毫不拖泥带水的一个回旋踢,小姑娘尖叫一声,被踢出了七八米远。
水镜前围观的众人“”
接下来,各种类型的佳人,都被少年冷酷无情、如秋风扫落叶般,踢了个遍。
“这小子怕不是个断袖吧”一位夫子张大了嘴巴。
另一位信誓旦旦“肯定有龙阳之癖”
话音未落,桃花眼少年顺势将幻境化出的美少年踢入水中。
信誓旦旦的夫子不得不把刚刚说的话,嚼吧嚼吧咽了回去。
之后,众夫子便见少年把引诱他的男女老少踢了个遍,充分证明了他没有“龙阳之癖”,没有“恋父恋母情节”,更加不是个杀千刀的“恋童癖”。
这少年完完全全是个注孤生的傻蛋
茅坑里的石头又硬又臭
“这小家伙。”一位夫子忍不住担忧了一下钟应的未来,“日后能娶到道侣吗”
“大约是娶不到了。”
“那还用说,天生剑修命法器就是老婆,女人都是母老虎。

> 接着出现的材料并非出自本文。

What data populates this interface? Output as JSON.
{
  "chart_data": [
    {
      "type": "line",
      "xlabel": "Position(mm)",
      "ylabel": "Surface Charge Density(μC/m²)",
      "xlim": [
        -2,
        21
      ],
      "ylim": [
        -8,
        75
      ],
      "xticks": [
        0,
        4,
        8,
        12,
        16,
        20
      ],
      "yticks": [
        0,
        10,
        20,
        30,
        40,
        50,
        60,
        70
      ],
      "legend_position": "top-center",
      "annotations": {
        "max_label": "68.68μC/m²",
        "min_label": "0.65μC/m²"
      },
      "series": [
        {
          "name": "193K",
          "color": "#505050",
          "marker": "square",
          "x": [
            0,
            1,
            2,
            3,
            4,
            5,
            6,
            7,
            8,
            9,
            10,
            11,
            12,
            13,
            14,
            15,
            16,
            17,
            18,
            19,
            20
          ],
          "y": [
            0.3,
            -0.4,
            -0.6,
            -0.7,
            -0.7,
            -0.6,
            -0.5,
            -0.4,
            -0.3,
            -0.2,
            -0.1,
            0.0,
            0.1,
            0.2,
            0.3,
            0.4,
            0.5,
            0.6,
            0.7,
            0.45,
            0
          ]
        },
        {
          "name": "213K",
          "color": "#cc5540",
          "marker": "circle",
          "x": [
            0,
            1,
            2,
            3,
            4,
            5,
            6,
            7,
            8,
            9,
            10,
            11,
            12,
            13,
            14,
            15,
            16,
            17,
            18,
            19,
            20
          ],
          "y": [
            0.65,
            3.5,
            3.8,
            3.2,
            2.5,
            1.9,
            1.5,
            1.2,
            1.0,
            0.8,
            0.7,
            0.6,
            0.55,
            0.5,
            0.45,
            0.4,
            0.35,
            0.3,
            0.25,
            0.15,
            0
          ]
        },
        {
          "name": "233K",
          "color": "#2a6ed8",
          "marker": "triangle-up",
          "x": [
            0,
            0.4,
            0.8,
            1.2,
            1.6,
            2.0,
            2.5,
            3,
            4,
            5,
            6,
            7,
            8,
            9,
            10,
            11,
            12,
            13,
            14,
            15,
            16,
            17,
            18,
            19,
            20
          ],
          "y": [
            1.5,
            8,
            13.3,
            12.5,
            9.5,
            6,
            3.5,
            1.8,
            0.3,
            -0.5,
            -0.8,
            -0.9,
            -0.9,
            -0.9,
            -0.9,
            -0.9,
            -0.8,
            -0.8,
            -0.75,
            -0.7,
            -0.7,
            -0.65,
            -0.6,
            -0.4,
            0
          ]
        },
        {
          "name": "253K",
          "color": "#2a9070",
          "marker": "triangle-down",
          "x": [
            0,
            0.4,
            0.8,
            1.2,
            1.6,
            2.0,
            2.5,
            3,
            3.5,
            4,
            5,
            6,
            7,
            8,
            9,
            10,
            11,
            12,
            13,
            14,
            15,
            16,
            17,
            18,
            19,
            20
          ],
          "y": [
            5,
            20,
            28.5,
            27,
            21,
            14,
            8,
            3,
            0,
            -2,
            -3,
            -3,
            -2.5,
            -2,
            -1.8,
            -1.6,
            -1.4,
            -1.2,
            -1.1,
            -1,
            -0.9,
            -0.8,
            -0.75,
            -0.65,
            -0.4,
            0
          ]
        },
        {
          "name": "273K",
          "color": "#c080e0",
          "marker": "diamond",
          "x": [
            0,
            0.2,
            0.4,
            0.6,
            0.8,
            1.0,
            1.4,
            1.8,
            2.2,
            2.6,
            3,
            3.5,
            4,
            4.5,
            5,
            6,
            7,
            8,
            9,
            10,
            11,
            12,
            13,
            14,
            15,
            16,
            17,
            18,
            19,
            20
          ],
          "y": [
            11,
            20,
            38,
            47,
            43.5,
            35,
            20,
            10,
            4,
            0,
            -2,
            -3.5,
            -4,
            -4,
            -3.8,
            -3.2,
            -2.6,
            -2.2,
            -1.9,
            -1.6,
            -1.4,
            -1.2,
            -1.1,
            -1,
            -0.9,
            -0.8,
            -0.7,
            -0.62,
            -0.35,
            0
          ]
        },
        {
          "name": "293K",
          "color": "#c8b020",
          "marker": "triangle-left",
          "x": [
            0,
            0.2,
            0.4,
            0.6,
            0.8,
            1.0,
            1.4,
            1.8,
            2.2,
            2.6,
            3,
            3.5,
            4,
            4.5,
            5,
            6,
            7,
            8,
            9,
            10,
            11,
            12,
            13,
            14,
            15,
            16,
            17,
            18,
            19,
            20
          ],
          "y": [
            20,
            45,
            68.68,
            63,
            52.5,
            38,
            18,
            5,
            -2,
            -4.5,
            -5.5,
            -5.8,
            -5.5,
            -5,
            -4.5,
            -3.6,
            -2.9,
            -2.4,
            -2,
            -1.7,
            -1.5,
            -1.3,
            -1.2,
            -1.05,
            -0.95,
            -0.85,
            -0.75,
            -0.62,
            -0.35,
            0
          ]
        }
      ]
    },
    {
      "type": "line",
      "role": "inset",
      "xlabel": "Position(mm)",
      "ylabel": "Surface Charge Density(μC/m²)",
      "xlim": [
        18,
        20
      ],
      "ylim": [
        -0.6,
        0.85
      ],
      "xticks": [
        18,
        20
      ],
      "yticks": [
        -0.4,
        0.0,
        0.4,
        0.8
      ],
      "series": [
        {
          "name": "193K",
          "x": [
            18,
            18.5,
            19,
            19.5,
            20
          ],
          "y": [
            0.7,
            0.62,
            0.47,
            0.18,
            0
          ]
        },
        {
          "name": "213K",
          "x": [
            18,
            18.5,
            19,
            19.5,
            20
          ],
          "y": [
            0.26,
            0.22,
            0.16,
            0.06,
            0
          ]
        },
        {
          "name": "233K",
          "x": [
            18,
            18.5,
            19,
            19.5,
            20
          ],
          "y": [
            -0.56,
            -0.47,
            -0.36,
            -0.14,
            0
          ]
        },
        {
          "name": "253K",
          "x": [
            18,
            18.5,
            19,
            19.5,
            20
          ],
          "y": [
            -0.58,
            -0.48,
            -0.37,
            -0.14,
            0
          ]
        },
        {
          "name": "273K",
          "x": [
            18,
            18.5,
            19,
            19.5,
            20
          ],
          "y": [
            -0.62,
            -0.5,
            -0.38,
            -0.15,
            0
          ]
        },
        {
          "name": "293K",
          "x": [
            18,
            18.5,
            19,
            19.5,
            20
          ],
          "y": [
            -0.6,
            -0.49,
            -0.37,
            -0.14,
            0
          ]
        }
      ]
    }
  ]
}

”求生欲极强的夫子补充了一句,“我指的是天权院的剑修,不是我。”
天权院上至院主,下至初初入学的新生,全部都是把宝剑当道侣的打架狂魔。打架狂魔自然不会有闲心来围观水镜,所以谈论起剑修来,别人便肆无忌惮了。
“你们别说,这小家伙还真和剑修有些关系,他是剑主的儿子钟应。”裴闻柳挤眉弄眼,“而且,这小子,真能找到道侣,阿宛一回来,可是直接给他弄了门亲事,让他当着老院主的面,拜了堂。”
“你皮痒是不是”阿宛立刻摇头否认“我不过是开玩笑罢了。”
众人衡量了一下两人的话,觉得裴闻柳说的有意思多了,便直接忽视了阿宛,询问“到底是哪家姑娘这么倒霉啊”
“不是姑娘。”裴闻柳卖了个关子。
“难道不是学生,难道是哪位夫子”
“阿宛这事也办的太离谱了。”
阿宛沉了沉脸色,朝着裴闻柳森森一笑。
眼见话题十八转,同道们猜测太恐怖。裴闻柳觉得脊背发凉,便赶忙揭秘“是个少年郎哦。”
“哇喔”
“是重明国那位小殿下,赤丹太子,今年他们两个都是靠玉竹牌入学的,也算是有缘。”裴闻柳说完后,有些疑惑的嘀咕,“奇怪,我刚刚找了半天,怎么没找到君不意”
“在那里。”天璇院主放下茶杯,遥遥一指。
众人方才发现,那佩戴面具、白衣乌发的少年才刚刚踏入青铜门。
裴闻柳愣了愣“怪不得我找不到他,原来他落后了一大截。”
在同为新生的少年们进入青铜门后,君不意与云海薄雾为伴,走在石阶之上。即便身边无一人相伴,他也始终不急不缓,清清淡淡。
仿佛九天之仙,行于云端之上。
如果不是他眉眼尚且青涩,面色苍白如死,时不时咳嗽几声,畏寒般拢拢衣襟的话,便该有人夸赞这份风华初露的气度了。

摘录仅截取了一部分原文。